Mel Parsons – Tuning Fork: June 6, 2025 (13th Floor Concert Review)

Mel Parsons led a confidently understated band on the Tuning Fork stage, her between song banter in upbeat juxtaposition to the lyrical content’s often somber and melancholy tone.

Yet there is something upbeat in her music that gives it an uplifting aspect, be it the choppy yet metronomic beat from Jed Parsons on drums, the nuanced guitar work of Josh Logan on a cream Stratocaster, or the rolling basslines of Ali Stewart – something about the band’s dynamic gave it the whole-greater-than-sum-of-parts feeling.

Opening with Offer Down, from last year’s Sabotage,  she grabbed the crowd from the first bar and held them till the last note faded at the end of the show.  Carry on followed, from Slow Burn album, and her acoustic guitar centered with the Gillian Welch meets Joni Mitchell vocals carried the songs along with a rustic warmth befitting their contents and lyrical messages.

Brick by Brick followed, a song from her forthcoming album released as a single last month, a happy-sad anthem to the potential of new love with the metaphor of building a house.

The melancholic atmospherics of Hoping for Rain from Sabotage again followed, drifting along in a haze reminiscent of Lucinda Williams in her ballad mode.  Husky vocals and floating ethereal guitar lines, shuffling drum beat.  Atmospheric, impressionistic music that could have been made in the 70s but that is no bad thing.   Little Sadness off the same album has railroad folk or Americana vibes and lovely three-part harmonies and a loping slow beat like horses cantering along a plain towards the horizon.  The first set was brought to a close with Driving Man and Far Away – both from the Drylands album.  Parsons’ brushes gave percussive texture to the pieces without overwhelming the soundstage, and some nice fretboard work from Logan sat well on the bed of acoustic guitar, electric bass and drums.

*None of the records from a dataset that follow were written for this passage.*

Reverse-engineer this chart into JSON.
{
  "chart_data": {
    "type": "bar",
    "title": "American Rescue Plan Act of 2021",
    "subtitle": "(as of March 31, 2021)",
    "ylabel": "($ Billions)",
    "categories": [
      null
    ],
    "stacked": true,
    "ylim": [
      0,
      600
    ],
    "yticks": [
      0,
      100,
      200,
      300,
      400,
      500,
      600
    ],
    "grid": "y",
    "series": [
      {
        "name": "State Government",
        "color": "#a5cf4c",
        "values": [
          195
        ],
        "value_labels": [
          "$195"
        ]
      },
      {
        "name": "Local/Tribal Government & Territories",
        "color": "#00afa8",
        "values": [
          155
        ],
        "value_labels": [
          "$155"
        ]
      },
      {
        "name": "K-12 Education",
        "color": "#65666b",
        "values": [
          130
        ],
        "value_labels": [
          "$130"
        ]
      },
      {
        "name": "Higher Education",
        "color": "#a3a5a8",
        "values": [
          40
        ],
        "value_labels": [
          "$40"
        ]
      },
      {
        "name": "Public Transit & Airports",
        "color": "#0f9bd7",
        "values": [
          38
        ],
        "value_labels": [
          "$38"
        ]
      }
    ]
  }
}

After a short hiatus Parsons returned to the stage for Glass Heart, just her solo and sparse.  A few songs into second set she kicked into the highlight of the night, the new single Post High Slide – a painting of the picture of the post show fade that occurs after any high, and the circularity of playing a song about the afterglow after a show sat well for me.  Not to mention the playing on this new song was rhythmic and driving and a new direction from her past work, slightly more upbeat and refreshingly lighter.  5432 was Gillian Welch influenced nuance country pop, lush harmonies and a pretty chord sequence.  This high yet poignant point was followed by an intro to Alberta Sun which she described as a song about her time planting trees in Canada- and had me thinking of Michelle Shocked at her best, swinging out of Anchorage with swinging acoustic strum and open throated chorus joy.

Just Cause ostensibly completed the more electric guitar oriented second set, were it not for the welcome encore this alone would have left me musically and lyrically satisfied.  For her songs are journeys in miniature, the psychogeography of the human relationships mapped with eloquence and gritty understatement.  At times verging on slightly too sweet or saccharine this pitfall was avoided by the underlying melancholy timbre her music is hewn from.  The encore of Don’t Wait, a moving folk ode to doing what makes you happy, and the brevity of life and I Got the Lonely closed up the show, which all in all was thoroughly engaging and musical throughout.